El último informe de Intermón Oxfam Tiempo para los cuidados calcula en 9,7 billones de euros la contribución que las mujeres hacen a la economía mundial mediante el trabajo dedicado a los cuidados, es decir a la atención a niños y niñas, personas mayores, dependientes, enfermas, … Sin embargo, la mayor parte de mujeres no reciben retribución por este trabajo. El mismo informe indica que tres cuartas partes del trabajo de cuidados no remunerado que se lleva a cabo en el mundo recae en las mujeres.

En España, según el mismo informe, se dedican 130 millones de horas diarias al trabajo de cuidados no retribuido.

Esta carga de trabajo hace que las mujeres tengan muchas más dificultades que los hombres para acceder al empleo, para mantenerlo y para progresar, y dificulta también el acceso de las mujeres a la educación, a la participación política, a las actividades deportivas y de ocio, a la cultura, ….

La solución a esta situación, profundamente injusta, pasa por la corresponsabilidad en el trabajo de cuidados y por aumentar los recursos públicos que se dedican a ello.

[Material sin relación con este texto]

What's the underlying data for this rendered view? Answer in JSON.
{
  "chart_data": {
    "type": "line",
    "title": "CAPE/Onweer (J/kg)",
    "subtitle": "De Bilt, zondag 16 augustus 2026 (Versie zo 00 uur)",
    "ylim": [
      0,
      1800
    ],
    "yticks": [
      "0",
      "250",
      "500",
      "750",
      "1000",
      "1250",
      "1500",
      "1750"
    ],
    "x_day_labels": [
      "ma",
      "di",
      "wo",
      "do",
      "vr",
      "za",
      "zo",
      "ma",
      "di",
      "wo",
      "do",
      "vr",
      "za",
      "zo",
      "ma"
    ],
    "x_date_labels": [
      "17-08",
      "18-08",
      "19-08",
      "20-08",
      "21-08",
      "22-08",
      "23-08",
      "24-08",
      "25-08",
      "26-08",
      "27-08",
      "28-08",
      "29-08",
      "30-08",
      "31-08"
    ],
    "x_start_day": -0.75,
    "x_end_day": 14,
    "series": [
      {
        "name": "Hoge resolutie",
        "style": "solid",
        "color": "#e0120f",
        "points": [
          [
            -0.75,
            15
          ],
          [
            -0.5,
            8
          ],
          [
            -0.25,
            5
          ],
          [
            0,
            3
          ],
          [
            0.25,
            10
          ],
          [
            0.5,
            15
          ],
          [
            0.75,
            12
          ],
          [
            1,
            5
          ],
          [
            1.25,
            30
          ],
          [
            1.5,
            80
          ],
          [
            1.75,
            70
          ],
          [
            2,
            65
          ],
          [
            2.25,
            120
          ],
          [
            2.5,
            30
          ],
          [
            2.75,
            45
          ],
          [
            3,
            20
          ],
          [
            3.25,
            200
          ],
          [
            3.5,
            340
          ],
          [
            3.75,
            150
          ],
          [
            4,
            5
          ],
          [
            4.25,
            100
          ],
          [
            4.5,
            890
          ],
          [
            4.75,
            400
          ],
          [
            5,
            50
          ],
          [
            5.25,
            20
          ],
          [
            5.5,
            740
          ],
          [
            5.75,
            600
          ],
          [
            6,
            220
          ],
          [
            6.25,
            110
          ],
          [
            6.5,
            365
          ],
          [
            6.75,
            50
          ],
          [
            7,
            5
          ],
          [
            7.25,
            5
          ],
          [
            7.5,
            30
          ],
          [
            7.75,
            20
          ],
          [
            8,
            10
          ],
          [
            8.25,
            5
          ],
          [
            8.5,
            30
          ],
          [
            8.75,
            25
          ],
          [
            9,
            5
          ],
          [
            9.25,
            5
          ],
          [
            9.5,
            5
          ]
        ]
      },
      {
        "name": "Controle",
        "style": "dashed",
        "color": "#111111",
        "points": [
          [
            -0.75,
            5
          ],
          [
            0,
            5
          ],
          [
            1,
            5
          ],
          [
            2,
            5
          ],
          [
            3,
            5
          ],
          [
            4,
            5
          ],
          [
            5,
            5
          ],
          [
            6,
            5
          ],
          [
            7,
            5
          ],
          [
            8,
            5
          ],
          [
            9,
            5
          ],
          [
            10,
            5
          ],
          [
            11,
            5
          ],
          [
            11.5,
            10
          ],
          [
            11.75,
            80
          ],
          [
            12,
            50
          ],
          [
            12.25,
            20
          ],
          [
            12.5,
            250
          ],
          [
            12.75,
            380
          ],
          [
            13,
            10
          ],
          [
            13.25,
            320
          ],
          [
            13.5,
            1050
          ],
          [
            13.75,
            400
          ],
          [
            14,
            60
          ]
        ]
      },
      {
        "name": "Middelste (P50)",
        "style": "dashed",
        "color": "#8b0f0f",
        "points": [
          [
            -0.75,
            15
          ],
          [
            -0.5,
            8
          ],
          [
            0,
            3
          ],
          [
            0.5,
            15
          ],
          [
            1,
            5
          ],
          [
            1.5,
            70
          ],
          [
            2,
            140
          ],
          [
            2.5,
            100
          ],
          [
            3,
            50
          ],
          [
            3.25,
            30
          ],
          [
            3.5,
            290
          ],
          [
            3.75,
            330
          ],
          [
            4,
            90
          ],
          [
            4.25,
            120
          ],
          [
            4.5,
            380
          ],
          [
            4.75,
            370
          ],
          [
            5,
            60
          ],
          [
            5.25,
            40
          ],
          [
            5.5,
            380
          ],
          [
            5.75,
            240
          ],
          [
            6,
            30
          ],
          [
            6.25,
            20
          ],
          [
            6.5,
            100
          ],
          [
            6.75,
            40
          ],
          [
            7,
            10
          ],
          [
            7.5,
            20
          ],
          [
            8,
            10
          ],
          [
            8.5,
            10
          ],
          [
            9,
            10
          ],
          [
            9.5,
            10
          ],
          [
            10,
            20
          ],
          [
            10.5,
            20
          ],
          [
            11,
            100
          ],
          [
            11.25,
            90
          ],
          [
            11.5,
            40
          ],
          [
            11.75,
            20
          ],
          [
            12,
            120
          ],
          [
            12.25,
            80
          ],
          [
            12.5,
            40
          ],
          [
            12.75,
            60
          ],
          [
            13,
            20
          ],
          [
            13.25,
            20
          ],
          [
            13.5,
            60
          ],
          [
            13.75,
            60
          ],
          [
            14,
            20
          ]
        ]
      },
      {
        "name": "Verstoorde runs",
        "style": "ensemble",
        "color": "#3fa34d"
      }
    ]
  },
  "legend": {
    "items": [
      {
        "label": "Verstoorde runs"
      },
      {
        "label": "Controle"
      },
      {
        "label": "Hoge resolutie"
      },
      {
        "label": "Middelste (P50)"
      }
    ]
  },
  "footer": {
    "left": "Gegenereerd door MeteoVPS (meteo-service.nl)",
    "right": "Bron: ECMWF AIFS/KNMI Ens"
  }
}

Con respecto a la primera cuestión, es imprescindible racionalizar el uso del tiempo para hacer posible que mujeres y hombres puedan compaginar el trabajo remunerado y el de cuidados, es necesario avanzar en cambios normativos que favorezcan que los hombres puedan ocuparse del cuidado de los hijos e hijas o de personas dependientes de la misma manera que lo hacemos las mujeres, y es necesario que los programas de empleo incorporen recursos de conciliación que permitan que las personas con cargas familiares puedan participar de los mismos.

Por lo que respecta al apoyo público al trabajo de cuidados, no hay que decir que el camino que queda por recorrer es inmenso. Sirva como ejemplo el hecho que en octubre de 2019 había en España 260.000 personas reconocidas como dependientes esperando a recibir la prestación que les corresponde.

El trabajo de cuidados ha sido asumido tradicionalmente por las mujeres, pero es imprescindible para el buen funcionamiento de la sociedad y la economía. Por eso este trabajo debe ser sostenido con recursos públicos y requiere el compromiso y la participación de los hombres, las mujeres siempre hemos estado ahí.